Mi agradecimiento al jurado de Pozo Alcón y especialmente a Francisco José Rodríguez Torrecillas, concejal de cultura que, con su buen hacer, consiguió que fuera una visita inolvidable.
Tomado de la red. |
Ayer retiraron el cartel. Una reliquia, dijo el dueño de la sala. Hay que renovarse, siguió él justificando el destrozo. Ni tiempo me dio a pedir que me lo dieran. El joven tiró de una esquina y separó a James Estewart de Kim Novak con una línea quebrada y blanca. Quedó el hermoso rostro de ella colgando como un despojo antes de que la mano del chico del mono azul acabara de rematar la faena arrancando el trozo más grande y James arrastrara a Kim en su caída. Luego rascó y rascó hasta hacer desaparecer cualquier rastro de aquel Vértigo que tanto me emocionó. En el suelo quedaron amontonados los restos, como testigos mudos de tantos pases como vi con la cabeza asomada, oculta detrás de los pesados cortinajes de la entrada. ¡Anda, entra!, me decía Antonio, el portero, cuando ya las luces interiores se habían apagado, porque no tenía dinero para ver todo el cine que yo quería. Entonces daban grandes películas, sin tantos artificios como ahora, historias que llegaban muy adentro. Y la sala se llenaba. A mí no me importaba quedarme de pie todo el rato, casi ni me daba cuenta de cuánto me dolían los pies de estar todo el día trajinando. Vivía. Era un sitio acogedor y seguro. Aunque echaran una película del oeste, con muchos tiros y serpientes de cascabel, a mí no me daba miedo. Me asustaba lo que había fuera: niños que alimentar, facturas por pagar, y él. Mi Ricardo. Lo quería mucho, pero daba tanta pena que envolvía la alegría en una suerte de sudario.

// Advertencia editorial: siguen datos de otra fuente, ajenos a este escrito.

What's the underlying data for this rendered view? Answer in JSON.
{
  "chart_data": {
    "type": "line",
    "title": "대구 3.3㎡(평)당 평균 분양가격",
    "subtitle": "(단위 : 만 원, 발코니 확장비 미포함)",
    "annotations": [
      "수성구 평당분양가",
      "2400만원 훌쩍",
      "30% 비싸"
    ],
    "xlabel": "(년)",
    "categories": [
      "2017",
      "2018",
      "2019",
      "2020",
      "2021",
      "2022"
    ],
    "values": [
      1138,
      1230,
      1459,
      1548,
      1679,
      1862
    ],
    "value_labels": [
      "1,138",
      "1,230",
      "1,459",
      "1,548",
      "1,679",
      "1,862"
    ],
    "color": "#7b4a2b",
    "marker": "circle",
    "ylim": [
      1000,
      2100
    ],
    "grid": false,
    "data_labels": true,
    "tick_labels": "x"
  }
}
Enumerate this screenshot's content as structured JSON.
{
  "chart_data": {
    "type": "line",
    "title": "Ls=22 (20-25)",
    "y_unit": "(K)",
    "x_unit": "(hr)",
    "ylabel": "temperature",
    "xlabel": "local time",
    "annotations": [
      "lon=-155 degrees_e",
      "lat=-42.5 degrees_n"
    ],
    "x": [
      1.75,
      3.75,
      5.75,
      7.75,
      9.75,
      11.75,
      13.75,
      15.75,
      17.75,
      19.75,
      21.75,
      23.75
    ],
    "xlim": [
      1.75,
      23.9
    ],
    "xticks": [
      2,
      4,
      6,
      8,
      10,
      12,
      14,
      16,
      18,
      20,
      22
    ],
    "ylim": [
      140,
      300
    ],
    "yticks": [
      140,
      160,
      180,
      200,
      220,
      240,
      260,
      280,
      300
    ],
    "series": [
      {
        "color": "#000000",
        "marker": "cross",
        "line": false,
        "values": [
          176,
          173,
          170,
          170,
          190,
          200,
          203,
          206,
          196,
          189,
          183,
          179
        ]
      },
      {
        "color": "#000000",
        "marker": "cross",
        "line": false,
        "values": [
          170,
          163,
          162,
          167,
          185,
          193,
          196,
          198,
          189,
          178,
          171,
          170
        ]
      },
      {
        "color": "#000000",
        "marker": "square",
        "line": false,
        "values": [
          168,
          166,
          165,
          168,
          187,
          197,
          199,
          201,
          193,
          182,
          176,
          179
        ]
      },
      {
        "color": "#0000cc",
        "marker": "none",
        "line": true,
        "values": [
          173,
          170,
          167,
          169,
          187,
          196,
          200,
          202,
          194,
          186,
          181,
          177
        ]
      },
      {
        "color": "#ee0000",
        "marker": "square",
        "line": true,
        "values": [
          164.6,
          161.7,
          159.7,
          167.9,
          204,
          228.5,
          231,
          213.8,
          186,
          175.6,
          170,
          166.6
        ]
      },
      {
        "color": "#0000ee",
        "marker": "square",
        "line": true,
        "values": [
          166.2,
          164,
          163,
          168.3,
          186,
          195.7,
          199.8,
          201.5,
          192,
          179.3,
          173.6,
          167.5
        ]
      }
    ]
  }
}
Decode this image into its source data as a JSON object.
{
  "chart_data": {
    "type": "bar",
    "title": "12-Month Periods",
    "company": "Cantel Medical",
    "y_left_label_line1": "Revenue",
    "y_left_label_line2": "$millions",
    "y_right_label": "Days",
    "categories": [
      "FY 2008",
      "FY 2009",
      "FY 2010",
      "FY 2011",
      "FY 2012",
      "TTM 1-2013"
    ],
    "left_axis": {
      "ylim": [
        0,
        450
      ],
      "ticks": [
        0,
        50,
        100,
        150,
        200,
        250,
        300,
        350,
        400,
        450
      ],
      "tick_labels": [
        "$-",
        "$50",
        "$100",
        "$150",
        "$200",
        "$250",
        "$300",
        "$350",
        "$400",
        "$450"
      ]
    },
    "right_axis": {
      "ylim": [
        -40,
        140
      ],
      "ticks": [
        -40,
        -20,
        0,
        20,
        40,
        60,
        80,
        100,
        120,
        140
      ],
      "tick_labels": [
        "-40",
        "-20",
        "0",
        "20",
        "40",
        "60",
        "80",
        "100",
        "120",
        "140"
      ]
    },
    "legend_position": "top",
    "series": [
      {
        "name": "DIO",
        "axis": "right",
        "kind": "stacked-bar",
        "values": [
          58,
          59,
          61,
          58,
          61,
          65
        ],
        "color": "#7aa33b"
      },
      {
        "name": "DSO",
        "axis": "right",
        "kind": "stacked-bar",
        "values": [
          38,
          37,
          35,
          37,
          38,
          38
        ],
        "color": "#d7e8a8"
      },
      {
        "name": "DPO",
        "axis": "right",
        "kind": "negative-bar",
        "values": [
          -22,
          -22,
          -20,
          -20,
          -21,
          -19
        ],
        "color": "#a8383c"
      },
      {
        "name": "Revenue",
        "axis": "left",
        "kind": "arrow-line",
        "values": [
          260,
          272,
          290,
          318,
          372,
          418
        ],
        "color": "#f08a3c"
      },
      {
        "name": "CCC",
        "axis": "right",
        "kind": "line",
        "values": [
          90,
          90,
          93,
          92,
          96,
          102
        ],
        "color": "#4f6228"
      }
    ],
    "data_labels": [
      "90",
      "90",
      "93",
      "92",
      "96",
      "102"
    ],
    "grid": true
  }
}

Así que mi vida era el cine. Un mercado donde coger las mejores frutas, las más sabrosas, las más refrescantes y dulces.
Por las mañanas era diferente. Todos aquellos carteles, encerrando tantas historias, mudos, planos, algunos descoloridos, otros brillantes, estaban ahí sólo para mí. Yo deslizaba mi mano por la cara de Gary Cooper, los colmillos de King Kong, la boquilla de Audrey Hepburn, el vuelo de la falda de Marilyn Monroe, la sonrisa de Glenn Ford, el pelo de Rita Hayworth... Cuidaba de ellos. Pasaba suave el trapo del polvo para no dañarlos. Y luego, cuando decidían cambiarlos, siempre estaba yo para recogerlos y llevármelos a casa. ¿Lo quiere, Felisa?, Marcos nunca se olvidaba de preguntarme. Este era el último cartel de los de antes. Me habría gustado tanto quedármelo. Las paredes de mi casa están llenas de ellos, pero le habría buscado un huequecito. Tal vez en la habitación de Marina. Ya no volverá a casa. Habrá hecho su vida por esos mundos de Dios. Uno a uno, todos se han ido. También mi Ricardo, después de penar lo suyo, el pobre. Estoy sola. Hace tiempo que lo estoy. Pero fue ayer cuando me di cuenta. De eso y de lo poquito que me queda de estar aquí. Mañanas enteras pasando el aspirador por las butacas, barriendo palomitas y recogiendo vasos de papel. Y luego la fregona. Un brillo sacado a fuerza de agua que dejaba los pasillos, las escaleras, todo, como un espejo. Mi reino. Y entre tanto chapoteo de agua y restregón, reverberaban las despedidas y los encuentros, los llantos y las alegrías, los nacimientos y las muertes. Aprendí de memoria más de un diálogo que el tiempo ha ido borrando de mi cabeza.
Ahora soy yo la que se va. Jubilación lo llaman. Un merecido descanso, dicen. Pero ¿qué voy a hacer yo todo el día, mano sobre mano, si los recuerdos se me están yendo? A veces me asusta quedarme frente a un cartel donde una mujer y un hombre se despiden, con un avión al fondo, y no saber de qué película se trata, ni cómo se llamaban los actores, ni qué historia vivieron. Me está desapareciendo mi vida, como tragada por un desagüe. ¿Y qué me quedará entonces? La nada. Así que lo tengo decidido. Yo de esta sala no me muevo. Me quedaré aquí, día y noche, alimentándome de chocolatinas y palomitas, hasta que mi cuerpo lo absorba la tapicería de una butaca. Veré todas las películas que quieran pasar. Las antiguas, mis favoritas, no creo que vuelvan, me tendré que conformar con las nuevas, esas que no me gustan mucho, pero distraen. Formaré parte de este cine hasta que lo derriben para hacer un centro comercial, o lo dividan en multisalas, cualquier cosa. Entonces desapareceré con él para siempre.